Hope's winter feeding ground is on the mudflats at Great Pond Bay, St. Croix where she is currently fattening herself up for the return flight to her breeding ground in the Arctic Circle.
She arrived on St. Croix on Sept. 4 after a two-day, 1,600 mile, nonstop flight from her staging ground in Virginia.
Hope was one of seven whimbrels tagged in 2008 and 2009 as part of a joint project between the Nature Conservancy and the Center for Conservation Biology at the College of William & Mary in Virginia. She is the only one of her group that is still alive and - until last month - transmitting data.
Since she was tagged in May 2009, bird watchers and biologists have been tracking Hope online via the specialized satellite transmitter.
Smith said the research team tracking Hope - and a number of other whimbrels - have several options. They can do nothing; they can try to catch her and remove the transmitter "backpack" and let her go; or they can catch her and put a new transmitter on her.
"That is what we're hoping to do," Smith said, referring to replacing Hope's transmitter.
He said the team must find funding for a new transmitter package, which costs about $5,000 and includes the satellite tracking service. If they can get the project funded, the researchers most likely will come to St. Croix to catch the bird. Smith said they would like to remove the broken transmitter, refurbish it and put it on a new bird.
Scientists are on a deadline though. Once Hope leaves St. Croix in March, it will be very difficult to find her again - until she returns to St. Croix the following winter.

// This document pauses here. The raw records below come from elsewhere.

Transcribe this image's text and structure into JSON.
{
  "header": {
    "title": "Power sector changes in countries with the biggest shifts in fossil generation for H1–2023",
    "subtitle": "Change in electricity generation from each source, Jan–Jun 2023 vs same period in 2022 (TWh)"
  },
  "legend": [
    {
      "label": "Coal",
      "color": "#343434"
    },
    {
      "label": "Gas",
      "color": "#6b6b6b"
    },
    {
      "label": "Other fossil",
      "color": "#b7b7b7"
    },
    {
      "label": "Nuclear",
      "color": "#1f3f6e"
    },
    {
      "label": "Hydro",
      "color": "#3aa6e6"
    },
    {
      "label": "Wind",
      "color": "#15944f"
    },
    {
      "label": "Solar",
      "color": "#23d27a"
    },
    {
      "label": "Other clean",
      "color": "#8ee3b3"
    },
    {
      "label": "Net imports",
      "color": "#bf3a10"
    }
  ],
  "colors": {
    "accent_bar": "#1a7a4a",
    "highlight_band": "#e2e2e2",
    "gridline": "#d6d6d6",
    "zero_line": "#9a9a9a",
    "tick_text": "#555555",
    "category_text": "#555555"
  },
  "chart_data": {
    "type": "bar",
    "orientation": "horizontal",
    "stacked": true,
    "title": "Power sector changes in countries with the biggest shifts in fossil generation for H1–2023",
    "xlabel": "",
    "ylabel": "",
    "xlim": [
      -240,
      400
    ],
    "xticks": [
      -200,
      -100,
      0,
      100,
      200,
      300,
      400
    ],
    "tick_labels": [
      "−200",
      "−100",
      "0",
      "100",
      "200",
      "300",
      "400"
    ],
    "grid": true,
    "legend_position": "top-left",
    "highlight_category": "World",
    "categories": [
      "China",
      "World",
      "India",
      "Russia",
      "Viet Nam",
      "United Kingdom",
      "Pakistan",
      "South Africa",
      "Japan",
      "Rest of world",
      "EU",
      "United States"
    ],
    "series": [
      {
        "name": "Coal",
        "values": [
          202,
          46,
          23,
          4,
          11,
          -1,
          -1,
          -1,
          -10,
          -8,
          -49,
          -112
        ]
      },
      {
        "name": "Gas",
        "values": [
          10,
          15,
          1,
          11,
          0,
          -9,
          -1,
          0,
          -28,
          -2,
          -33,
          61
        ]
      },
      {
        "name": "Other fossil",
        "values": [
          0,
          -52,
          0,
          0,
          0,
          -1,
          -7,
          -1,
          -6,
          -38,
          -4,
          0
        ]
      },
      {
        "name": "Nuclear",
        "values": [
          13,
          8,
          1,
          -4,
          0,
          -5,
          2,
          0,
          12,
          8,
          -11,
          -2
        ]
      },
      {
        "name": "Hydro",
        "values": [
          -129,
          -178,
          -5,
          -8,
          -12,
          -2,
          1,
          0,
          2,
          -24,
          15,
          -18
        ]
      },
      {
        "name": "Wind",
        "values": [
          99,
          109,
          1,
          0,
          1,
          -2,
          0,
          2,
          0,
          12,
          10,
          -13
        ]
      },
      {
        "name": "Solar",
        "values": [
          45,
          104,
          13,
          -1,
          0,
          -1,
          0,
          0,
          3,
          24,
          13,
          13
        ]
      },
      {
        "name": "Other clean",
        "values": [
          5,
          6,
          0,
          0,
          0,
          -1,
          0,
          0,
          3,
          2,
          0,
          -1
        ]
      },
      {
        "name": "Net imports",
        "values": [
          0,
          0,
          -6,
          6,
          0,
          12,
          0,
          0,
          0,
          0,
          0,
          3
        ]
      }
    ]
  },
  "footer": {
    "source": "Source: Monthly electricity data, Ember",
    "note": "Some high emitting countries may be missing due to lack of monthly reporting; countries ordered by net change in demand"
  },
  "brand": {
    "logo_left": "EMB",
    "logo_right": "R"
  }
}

"St. Croix is the place to try to catch that one bird," Smith said.
In the three-and-a-half years Hope has been tracked, she has flown about 47,000 miles to migrate between St. Croix and her breeding grounds in the Mackenzie River Delta in the Arctic Circle. During the trip, Hope stops in coastal Virginia and Southampton Island, Nunavut, Canada.
Nature Conservancy Chief Conservation Scientist Barry Truitt has said that the transmitters were supposed to work only for about 18 months, but Hope's transmitter continued to work for more than twice as long. As a result, scientists have gathered a wealth of information about the migration patterns of the whimbrel.
"This is definitely the longest that any shorebird has carried a transmitter, so we were very luck to get this much data out of this transmitter," Smith said.
A whimbrel is a small, brown, speckled shorebird that flies thousands of miles at a single stretch. The birds find wetland areas to feed - called staging grounds - in between very long migratory flights.
The birds have extremely high site-fidelity, returning not just to the same state or region, but to the exact same section of shoreline or mudflat - something the science world did not realize until the whimbrel tracking study began.
Smith said Hope does not stray outside of about 1 acre of the Great Pond wetland, which will make her easier to catch.
In addition to satellite tracking, researchers are conducting aerial surveys to estimate seasonal numbers and collecting feather samples to locate summer and winter areas through stable-isotope analysis, and they have initiated a whimbrel watch program.
Great Pond has been designated an "Important Bird Area" by BirdLife International and is home to more than 75 species of birds, as well as fish, crabs and other animals. It also is the site of the endangered least tern's breeding ground.
Hope weighs 14 ounces, is 17 inches long from the tip of her bill to her tail and has a 32-inch wingspan. A bright green tag on her leg identifies her.